Possession of child pornography sends Billings man to prison
MISSOULA — A Billings man who admitted to possessing images and videos of child pornography was sentenced today to three years in prison, to be followed by 10 years of supervised release, U.S. Attorney Jesse Laslovich said.
Robert Christopher Baenziger, 42, pleaded guilty in November 2021 to possession of child pornography.
U.S. District Judge Dana L. Christensen presided. Judge Christensen ordered $3,000 restitution. Baenziger was allowed to self-report to the Bureau of Prisons.
The government alleged in court documents that in February 2019, law enforcement was reviewing peer-to-peer platforms on the internet and observed a certain IP address, designed, in part, to provide for anonymous file sharing, requesting parts of files associated with child pornography. The system, by design, is complex and requires significant technical skill to operate. Law enforcement determined that Baenziger had requested the files of child pornography using this system. Officers served a search warrant on Baenziger’s residence and seized electronic media belonging to him. An examination of the electronic media located almost 500 images and four videos depicting child pornography on Baenziger’s computer hardware.
Assistant U.S. Attorney Zeno B. Baucus prosecuted the case, which was investigated by the FBI.

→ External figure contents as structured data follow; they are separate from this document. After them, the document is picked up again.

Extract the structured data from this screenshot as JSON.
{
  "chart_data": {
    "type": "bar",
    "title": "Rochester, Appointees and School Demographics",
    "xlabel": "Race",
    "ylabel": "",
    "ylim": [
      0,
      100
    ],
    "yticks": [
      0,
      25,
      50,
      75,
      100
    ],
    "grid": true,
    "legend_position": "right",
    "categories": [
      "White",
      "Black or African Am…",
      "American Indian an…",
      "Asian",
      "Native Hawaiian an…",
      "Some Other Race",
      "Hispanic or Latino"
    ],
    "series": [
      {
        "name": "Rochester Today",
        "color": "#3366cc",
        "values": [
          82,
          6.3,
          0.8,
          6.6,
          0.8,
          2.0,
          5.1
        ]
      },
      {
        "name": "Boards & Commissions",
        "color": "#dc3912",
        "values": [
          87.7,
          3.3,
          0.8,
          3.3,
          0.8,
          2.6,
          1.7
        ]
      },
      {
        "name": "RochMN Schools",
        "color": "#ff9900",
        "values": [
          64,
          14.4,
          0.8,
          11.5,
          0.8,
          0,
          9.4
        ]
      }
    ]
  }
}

This case was initiated under the Department of Justice’s Project Safe Childhood initiative, which was launched in 2006 to combat the proliferation of technology-facilitated crimes involving the sexual exploitation of children. Through a network of federal, state and local law enforcement agencies and advocacy organizations, Project Safe Childhood attempts to protect children by investigating and prosecuting offenders involved in child sexual exploitation. It is implemented through partnerships including the Montana Internet Crimes Against Children Task Force. The ICAC Task Force Program was created to assist state and local law enforcement agencies by enhancing their investigative response to technology facilitated crimes against children.